La visite, organisée le 12 septembre à Brazzaville, s’inscrit dans un programme gouvernemental visant à fiabiliser la distribution électrique tout en rapprochant les standards congolais des normes internationales, une attente forte des entreprises comme des ménages.
Un data center Tier 3 au cœur du réseau intelligent
Première étape marquante : un data center certifié Tier 3, opérationnel depuis décembre 2022, capable de fonctionner en continu grâce à une alimentation sécurisée, des groupes de secours et un système de refroidissement redondant, le tout sous l’œil de caméras haute définition.
Selon les ingénieurs d’E²C, l’infrastructure peut soutenir 150 serveurs et héberger les applications critiques de la société, des facturations aux commandes de disjoncteurs, sans interruption, même lors d’une coupure générale du réseau public.
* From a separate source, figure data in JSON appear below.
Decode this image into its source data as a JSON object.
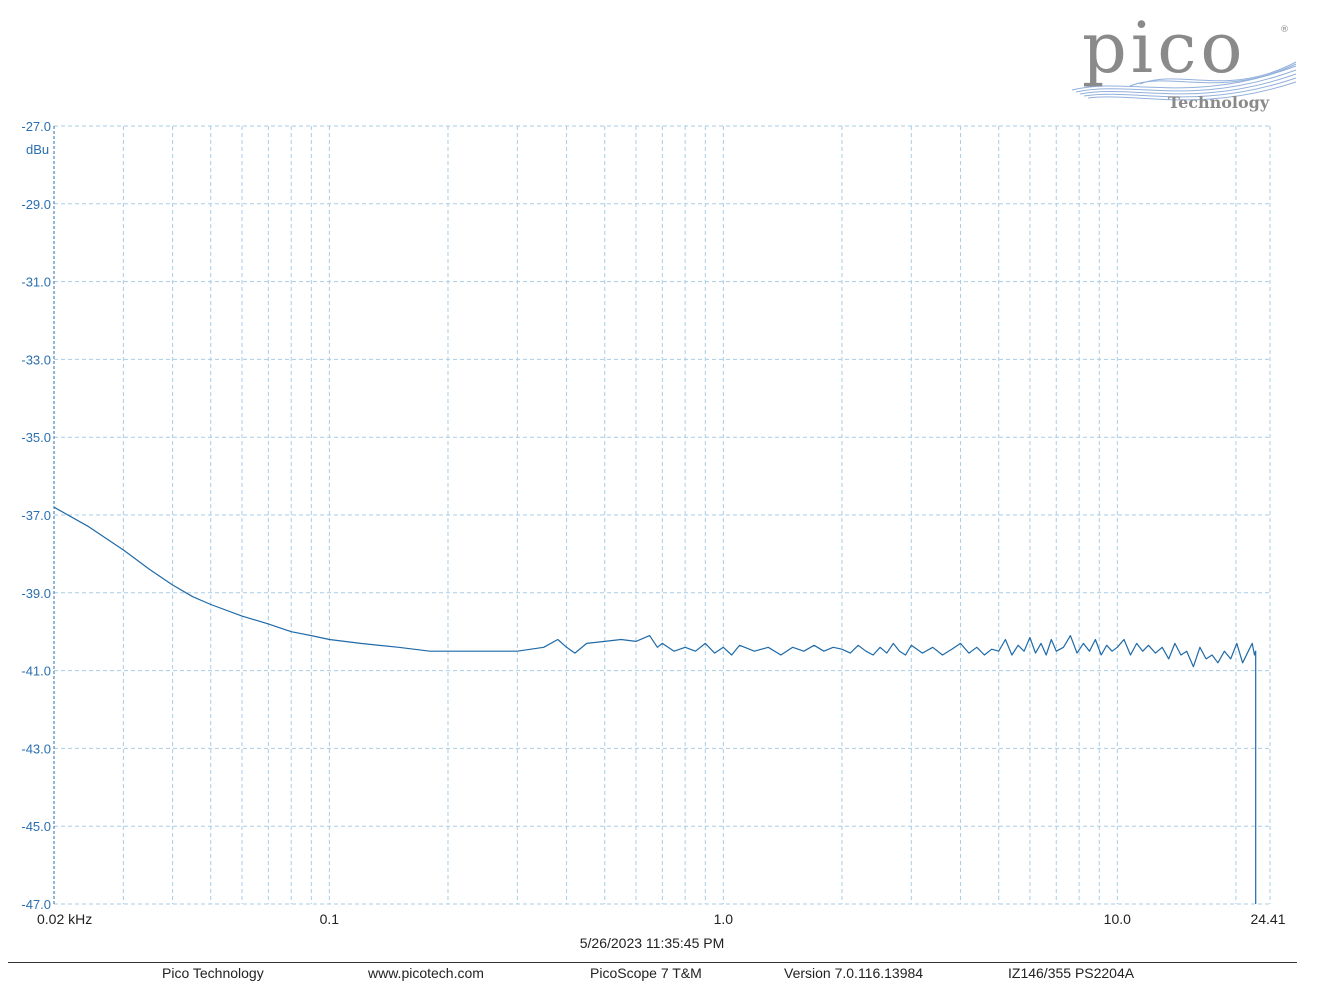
{
  "logo": {
    "wordmark": "pico",
    "subtitle": "Technology"
  },
  "chart_data": {
    "type": "line",
    "title": "",
    "xlabel": "",
    "ylabel": "",
    "y_unit": "dBu",
    "x_scale": "log",
    "xlim": [
      0.02,
      24.41
    ],
    "ylim": [
      -47.0,
      -27.0
    ],
    "x_tick_labels": [
      {
        "value": 0.02,
        "label": "0.02 kHz"
      },
      {
        "value": 0.1,
        "label": "0.1"
      },
      {
        "value": 1.0,
        "label": "1.0"
      },
      {
        "value": 10.0,
        "label": "10.0"
      },
      {
        "value": 24.41,
        "label": "24.41"
      }
    ],
    "y_tick_labels": [
      "-27.0",
      "-29.0",
      "-31.0",
      "-33.0",
      "-35.0",
      "-37.0",
      "-39.0",
      "-41.0",
      "-43.0",
      "-45.0",
      "-47.0"
    ],
    "grid": true,
    "grid_style": "dashed",
    "series_color": "#1f6aa8",
    "series": [
      {
        "name": "",
        "x": [
          0.02,
          0.0245,
          0.03,
          0.035,
          0.04,
          0.045,
          0.05,
          0.06,
          0.07,
          0.08,
          0.09,
          0.1,
          0.12,
          0.15,
          0.18,
          0.2,
          0.25,
          0.3,
          0.35,
          0.38,
          0.4,
          0.42,
          0.45,
          0.5,
          0.55,
          0.6,
          0.65,
          0.68,
          0.7,
          0.75,
          0.8,
          0.85,
          0.9,
          0.95,
          1.0,
          1.05,
          1.1,
          1.2,
          1.3,
          1.4,
          1.5,
          1.6,
          1.7,
          1.8,
          1.9,
          2.0,
          2.1,
          2.2,
          2.3,
          2.4,
          2.5,
          2.6,
          2.7,
          2.8,
          2.9,
          3.0,
          3.2,
          3.4,
          3.6,
          3.8,
          4.0,
          4.2,
          4.4,
          4.6,
          4.8,
          5.0,
          5.2,
          5.4,
          5.6,
          5.8,
          6.0,
          6.2,
          6.4,
          6.6,
          6.8,
          7.0,
          7.3,
          7.6,
          7.9,
          8.2,
          8.5,
          8.8,
          9.1,
          9.4,
          9.7,
          10.0,
          10.4,
          10.8,
          11.2,
          11.6,
          12.0,
          12.5,
          13.0,
          13.5,
          14.0,
          14.5,
          15.0,
          15.6,
          16.2,
          16.8,
          17.4,
          18.0,
          18.7,
          19.4,
          20.1,
          20.8,
          21.5,
          22.0,
          22.3,
          22.45
        ],
        "y": [
          -36.8,
          -37.3,
          -37.9,
          -38.4,
          -38.8,
          -39.1,
          -39.3,
          -39.6,
          -39.8,
          -40.0,
          -40.1,
          -40.2,
          -40.3,
          -40.4,
          -40.5,
          -40.5,
          -40.5,
          -40.5,
          -40.4,
          -40.2,
          -40.4,
          -40.55,
          -40.3,
          -40.25,
          -40.2,
          -40.25,
          -40.1,
          -40.4,
          -40.3,
          -40.5,
          -40.4,
          -40.5,
          -40.3,
          -40.55,
          -40.4,
          -40.6,
          -40.35,
          -40.5,
          -40.4,
          -40.6,
          -40.4,
          -40.5,
          -40.35,
          -40.5,
          -40.4,
          -40.45,
          -40.55,
          -40.35,
          -40.5,
          -40.6,
          -40.4,
          -40.55,
          -40.3,
          -40.5,
          -40.6,
          -40.35,
          -40.55,
          -40.4,
          -40.6,
          -40.45,
          -40.3,
          -40.55,
          -40.4,
          -40.6,
          -40.45,
          -40.5,
          -40.2,
          -40.6,
          -40.35,
          -40.5,
          -40.15,
          -40.55,
          -40.3,
          -40.6,
          -40.2,
          -40.5,
          -40.4,
          -40.1,
          -40.55,
          -40.3,
          -40.5,
          -40.2,
          -40.6,
          -40.35,
          -40.5,
          -40.4,
          -40.2,
          -40.6,
          -40.3,
          -40.5,
          -40.35,
          -40.55,
          -40.4,
          -40.7,
          -40.3,
          -40.6,
          -40.5,
          -40.9,
          -40.4,
          -40.7,
          -40.6,
          -40.8,
          -40.5,
          -40.7,
          -40.3,
          -40.8,
          -40.5,
          -40.3,
          -40.6,
          -40.5
        ]
      }
    ],
    "final_drop": {
      "x": 22.45,
      "y": -47.0
    }
  },
  "timestamp": "5/26/2023 11:35:45 PM",
  "footer": [
    "Pico Technology",
    "www.picotech.com",
    "PicoScope 7 T&M",
    "Version 7.0.116.13984",
    "IZ146/355 PS2204A"
  ]
}
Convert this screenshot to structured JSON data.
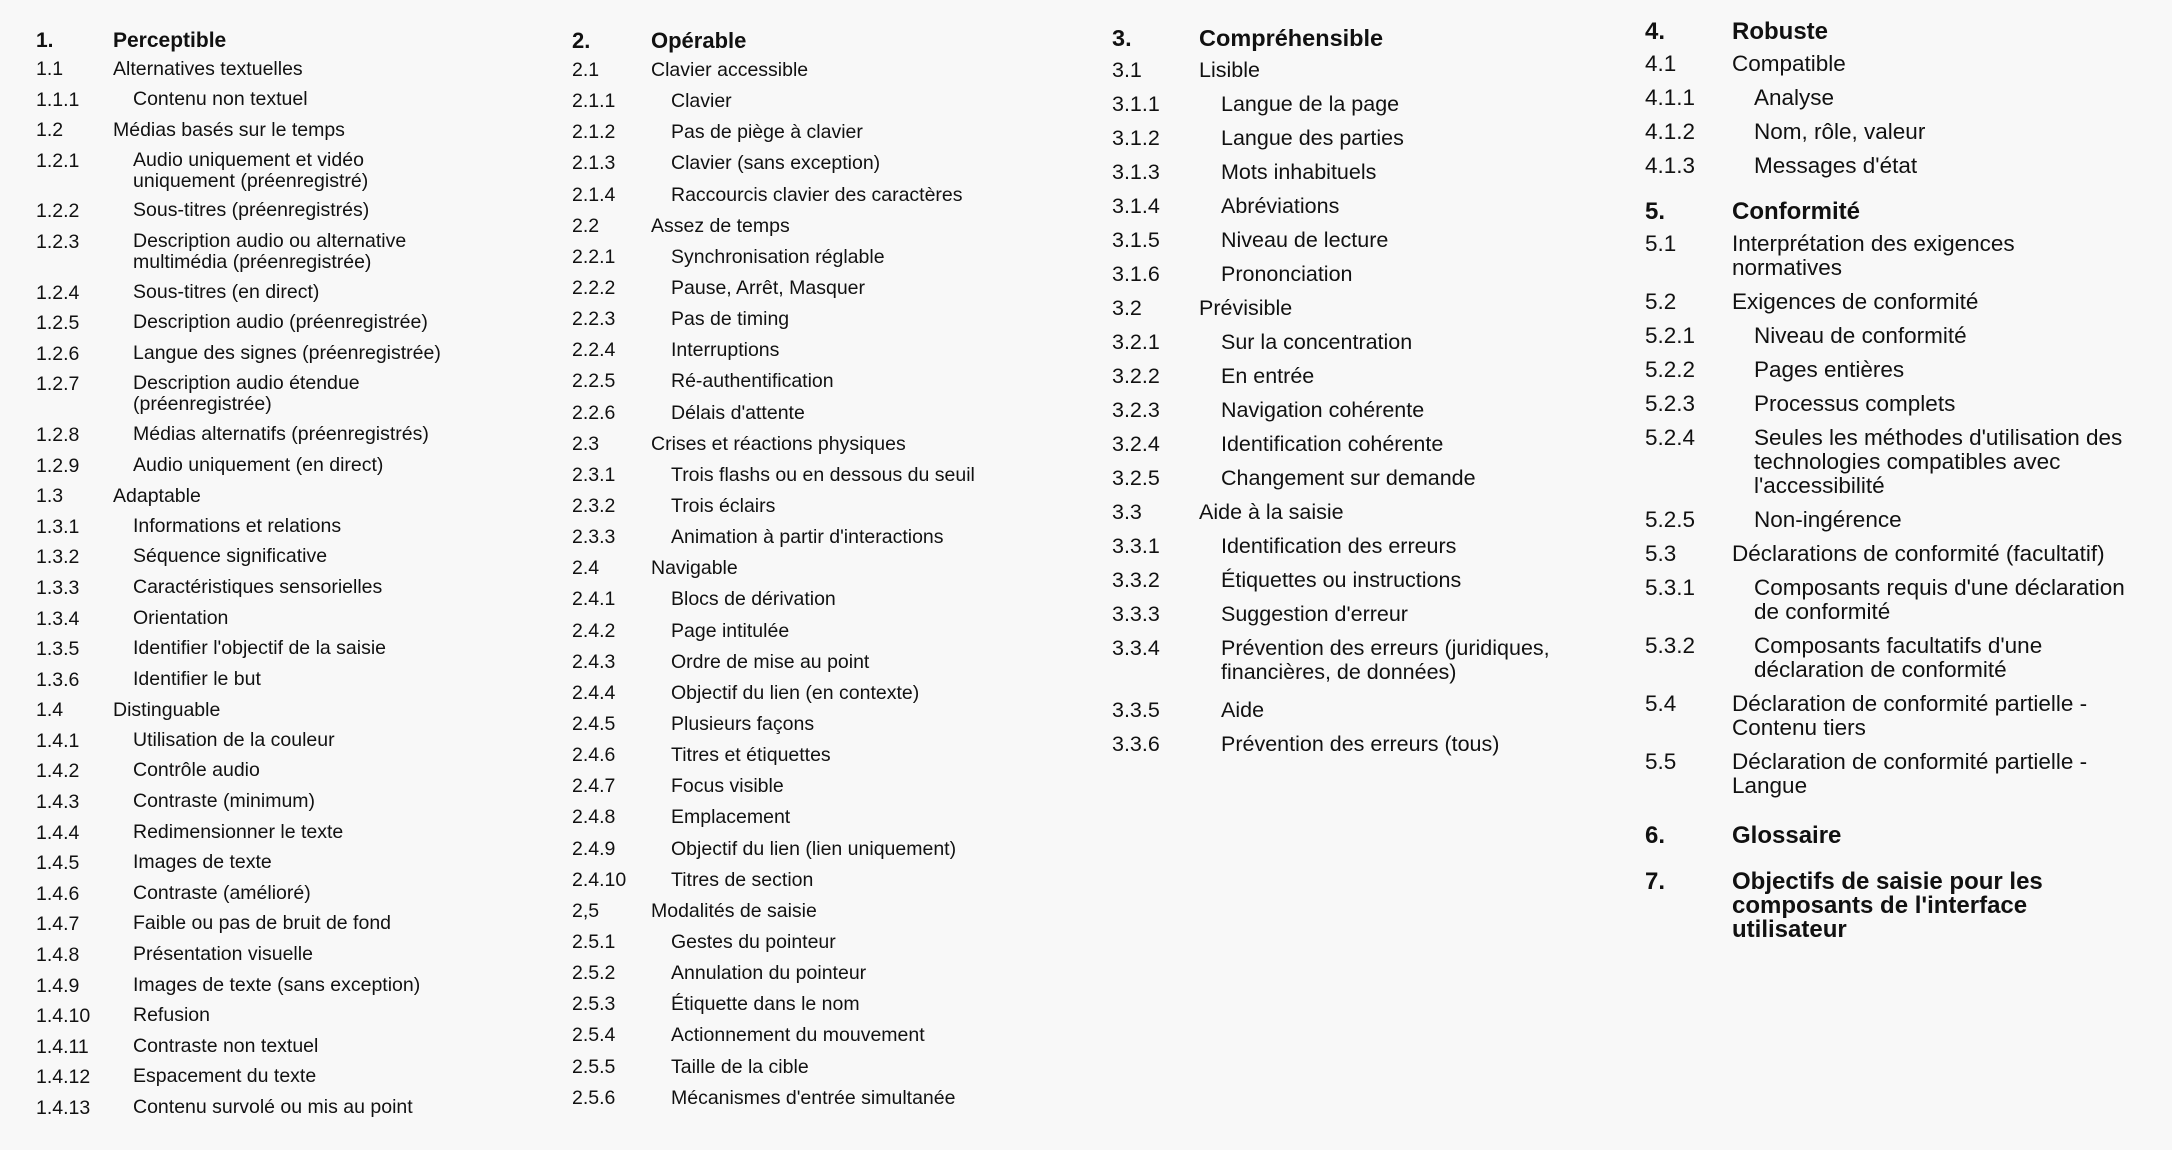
{
  "columns": [
    {
      "items": [
        {
          "num": "1.",
          "label": "Perceptible",
          "level": 0
        },
        {
          "num": "1.1",
          "label": "Alternatives textuelles",
          "level": 1
        },
        {
          "num": "1.1.1",
          "label": "Contenu non textuel",
          "level": 2
        },
        {
          "num": "1.2",
          "label": "Médias basés sur le temps",
          "level": 1
        },
        {
          "num": "1.2.1",
          "label": "Audio uniquement et vidéo\nuniquement (préenregistré)",
          "level": 2
        },
        {
          "num": "1.2.2",
          "label": "Sous-titres (préenregistrés)",
          "level": 2
        },
        {
          "num": "1.2.3",
          "label": "Description audio ou alternative\nmultimédia (préenregistrée)",
          "level": 2
        },
        {
          "num": "1.2.4",
          "label": "Sous-titres (en direct)",
          "level": 2
        },
        {
          "num": "1.2.5",
          "label": "Description audio (préenregistrée)",
          "level": 2
        },
        {
          "num": "1.2.6",
          "label": "Langue des signes (préenregistrée)",
          "level": 2
        },
        {
          "num": "1.2.7",
          "label": "Description audio étendue\n(préenregistrée)",
          "level": 2
        },
        {
          "num": "1.2.8",
          "label": "Médias alternatifs (préenregistrés)",
          "level": 2
        },
        {
          "num": "1.2.9",
          "label": "Audio uniquement (en direct)",
          "level": 2
        },
        {
          "num": "1.3",
          "label": "Adaptable",
          "level": 1
        },
        {
          "num": "1.3.1",
          "label": "Informations et relations",
          "level": 2
        },
        {
          "num": "1.3.2",
          "label": "Séquence significative",
          "level": 2
        },
        {
          "num": "1.3.3",
          "label": "Caractéristiques sensorielles",
          "level": 2
        },
        {
          "num": "1.3.4",
          "label": "Orientation",
          "level": 2
        },
        {
          "num": "1.3.5",
          "label": "Identifier l'objectif de la saisie",
          "level": 2
        },
        {
          "num": "1.3.6",
          "label": "Identifier le but",
          "level": 2
        },
        {
          "num": "1.4",
          "label": "Distinguable",
          "level": 1
        },
        {
          "num": "1.4.1",
          "label": "Utilisation de la couleur",
          "level": 2
        },
        {
          "num": "1.4.2",
          "label": "Contrôle audio",
          "level": 2
        },
        {
          "num": "1.4.3",
          "label": "Contraste (minimum)",
          "level": 2
        },
        {
          "num": "1.4.4",
          "label": "Redimensionner le texte",
          "level": 2
        },
        {
          "num": "1.4.5",
          "label": "Images de texte",
          "level": 2
        },
        {
          "num": "1.4.6",
          "label": "Contraste (amélioré)",
          "level": 2
        },
        {
          "num": "1.4.7",
          "label": "Faible ou pas de bruit de fond",
          "level": 2
        },
        {
          "num": "1.4.8",
          "label": "Présentation visuelle",
          "level": 2
        },
        {
          "num": "1.4.9",
          "label": "Images de texte (sans exception)",
          "level": 2
        },
        {
          "num": "1.4.10",
          "label": "Refusion",
          "level": 2
        },
        {
          "num": "1.4.11",
          "label": "Contraste non textuel",
          "level": 2
        },
        {
          "num": "1.4.12",
          "label": "Espacement du texte",
          "level": 2
        },
        {
          "num": "1.4.13",
          "label": "Contenu survolé ou mis au point",
          "level": 2
        }
      ]
    },
    {
      "items": [
        {
          "num": "2.",
          "label": "Opérable",
          "level": 0
        },
        {
          "num": "2.1",
          "label": "Clavier accessible",
          "level": 1
        },
        {
          "num": "2.1.1",
          "label": "Clavier",
          "level": 2
        },
        {
          "num": "2.1.2",
          "label": "Pas de piège à clavier",
          "level": 2
        },
        {
          "num": "2.1.3",
          "label": "Clavier (sans exception)",
          "level": 2
        },
        {
          "num": "2.1.4",
          "label": "Raccourcis clavier des caractères",
          "level": 2
        },
        {
          "num": "2.2",
          "label": "Assez de temps",
          "level": 1
        },
        {
          "num": "2.2.1",
          "label": "Synchronisation réglable",
          "level": 2
        },
        {
          "num": "2.2.2",
          "label": "Pause, Arrêt, Masquer",
          "level": 2
        },
        {
          "num": "2.2.3",
          "label": "Pas de timing",
          "level": 2
        },
        {
          "num": "2.2.4",
          "label": "Interruptions",
          "level": 2
        },
        {
          "num": "2.2.5",
          "label": "Ré-authentification",
          "level": 2
        },
        {
          "num": "2.2.6",
          "label": "Délais d'attente",
          "level": 2
        },
        {
          "num": "2.3",
          "label": "Crises et réactions physiques",
          "level": 1
        },
        {
          "num": "2.3.1",
          "label": "Trois flashs ou en dessous du seuil",
          "level": 2
        },
        {
          "num": "2.3.2",
          "label": "Trois éclairs",
          "level": 2
        },
        {
          "num": "2.3.3",
          "label": "Animation à partir d'interactions",
          "level": 2
        },
        {
          "num": "2.4",
          "label": "Navigable",
          "level": 1
        },
        {
          "num": "2.4.1",
          "label": "Blocs de dérivation",
          "level": 2
        },
        {
          "num": "2.4.2",
          "label": "Page intitulée",
          "level": 2
        },
        {
          "num": "2.4.3",
          "label": "Ordre de mise au point",
          "level": 2
        },
        {
          "num": "2.4.4",
          "label": "Objectif du lien (en contexte)",
          "level": 2
        },
        {
          "num": "2.4.5",
          "label": "Plusieurs façons",
          "level": 2
        },
        {
          "num": "2.4.6",
          "label": "Titres et étiquettes",
          "level": 2
        },
        {
          "num": "2.4.7",
          "label": "Focus visible",
          "level": 2
        },
        {
          "num": "2.4.8",
          "label": "Emplacement",
          "level": 2
        },
        {
          "num": "2.4.9",
          "label": "Objectif du lien (lien uniquement)",
          "level": 2
        },
        {
          "num": "2.4.10",
          "label": "Titres de section",
          "level": 2
        },
        {
          "num": "2,5",
          "label": "Modalités de saisie",
          "level": 1
        },
        {
          "num": "2.5.1",
          "label": "Gestes du pointeur",
          "level": 2
        },
        {
          "num": "2.5.2",
          "label": "Annulation du pointeur",
          "level": 2
        },
        {
          "num": "2.5.3",
          "label": "Étiquette dans le nom",
          "level": 2
        },
        {
          "num": "2.5.4",
          "label": "Actionnement du mouvement",
          "level": 2
        },
        {
          "num": "2.5.5",
          "label": "Taille de la cible",
          "level": 2
        },
        {
          "num": "2.5.6",
          "label": "Mécanismes d'entrée simultanée",
          "level": 2
        }
      ]
    },
    {
      "items": [
        {
          "num": "3.",
          "label": "Compréhensible",
          "level": 0
        },
        {
          "num": "3.1",
          "label": "Lisible",
          "level": 1
        },
        {
          "num": "3.1.1",
          "label": "Langue de la page",
          "level": 2
        },
        {
          "num": "3.1.2",
          "label": "Langue des parties",
          "level": 2
        },
        {
          "num": "3.1.3",
          "label": "Mots inhabituels",
          "level": 2
        },
        {
          "num": "3.1.4",
          "label": "Abréviations",
          "level": 2
        },
        {
          "num": "3.1.5",
          "label": "Niveau de lecture",
          "level": 2
        },
        {
          "num": "3.1.6",
          "label": "Prononciation",
          "level": 2
        },
        {
          "num": "3.2",
          "label": "Prévisible",
          "level": 1
        },
        {
          "num": "3.2.1",
          "label": "Sur la concentration",
          "level": 2
        },
        {
          "num": "3.2.2",
          "label": "En entrée",
          "level": 2
        },
        {
          "num": "3.2.3",
          "label": "Navigation cohérente",
          "level": 2
        },
        {
          "num": "3.2.4",
          "label": "Identification cohérente",
          "level": 2
        },
        {
          "num": "3.2.5",
          "label": "Changement sur demande",
          "level": 2
        },
        {
          "num": "3.3",
          "label": "Aide à la saisie",
          "level": 1
        },
        {
          "num": "3.3.1",
          "label": "Identification des erreurs",
          "level": 2
        },
        {
          "num": "3.3.2",
          "label": "Étiquettes ou instructions",
          "level": 2
        },
        {
          "num": "3.3.3",
          "label": "Suggestion d'erreur",
          "level": 2
        },
        {
          "num": "3.3.4",
          "label": "Prévention des erreurs (juridiques,\nfinancières, de données)",
          "level": 2
        },
        {
          "num": "3.3.5",
          "label": "Aide",
          "level": 2
        },
        {
          "num": "3.3.6",
          "label": "Prévention des erreurs (tous)",
          "level": 2
        }
      ]
    },
    {
      "items": [
        {
          "num": "4.",
          "label": "Robuste",
          "level": 0
        },
        {
          "num": "4.1",
          "label": "Compatible",
          "level": 1
        },
        {
          "num": "4.1.1",
          "label": "Analyse",
          "level": 2
        },
        {
          "num": "4.1.2",
          "label": "Nom, rôle, valeur",
          "level": 2
        },
        {
          "num": "4.1.3",
          "label": "Messages d'état",
          "level": 2
        },
        {
          "num": "5.",
          "label": "Conformité",
          "level": 0
        },
        {
          "num": "5.1",
          "label": "Interprétation des exigences\nnormatives",
          "level": 1
        },
        {
          "num": "5.2",
          "label": "Exigences de conformité",
          "level": 1
        },
        {
          "num": "5.2.1",
          "label": "Niveau de conformité",
          "level": 2
        },
        {
          "num": "5.2.2",
          "label": "Pages entières",
          "level": 2
        },
        {
          "num": "5.2.3",
          "label": "Processus complets",
          "level": 2
        },
        {
          "num": "5.2.4",
          "label": "Seules les méthodes d'utilisation des\ntechnologies compatibles avec\nl'accessibilité",
          "level": 2
        },
        {
          "num": "5.2.5",
          "label": "Non-ingérence",
          "level": 2
        },
        {
          "num": "5.3",
          "label": "Déclarations de conformité (facultatif)",
          "level": 1
        },
        {
          "num": "5.3.1",
          "label": "Composants requis d'une déclaration\nde conformité",
          "level": 2
        },
        {
          "num": "5.3.2",
          "label": "Composants facultatifs d'une\ndéclaration de conformité",
          "level": 2
        },
        {
          "num": "5.4",
          "label": "Déclaration de conformité partielle -\nContenu tiers",
          "level": 1
        },
        {
          "num": "5.5",
          "label": "Déclaration de conformité partielle -\nLangue",
          "level": 1
        },
        {
          "num": "6.",
          "label": "Glossaire",
          "level": 0
        },
        {
          "num": "7.",
          "label": "Objectifs de saisie pour les\ncomposants de l'interface\nutilisateur",
          "level": 0
        }
      ]
    }
  ]
}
Installé derrière des portes à reconnaissance biométrique, le centre de données marque une étape vers un réseau intelligent capable de détecter, en temps réel, la moindre chute de tension sur une ligne et de déclencher automatiquement une intervention ciblée.
Digitalisation des archives et montée en compétence
À quelques mètres, une salle d’archivage entièrement digitalisée abrite déjà plus de 300 000 fiches techniques et documents administratifs, scannés, indexés et sécurisés pour préserver leur valeur légale tout en les rendant consultables en quelques clics.
Une formation de vingt jours aura lieu en octobre 2025 afin d’initier une centaine d’agents au logiciel de gestion électronique de documents, étape décisive pour autonomiser les équipes et réduire les délais de traitement.
Investissements conjoints pour un réseau fiable
Pour Émile Ouosso, cette modernisation s’aligne sur les financements déjà engagés par l’État pour réhabiliter les lignes interconnectées et les postes de transformation, notamment grâce aux ressources mobilisées par le Comité de régulation des comptes à l’échelle départementale.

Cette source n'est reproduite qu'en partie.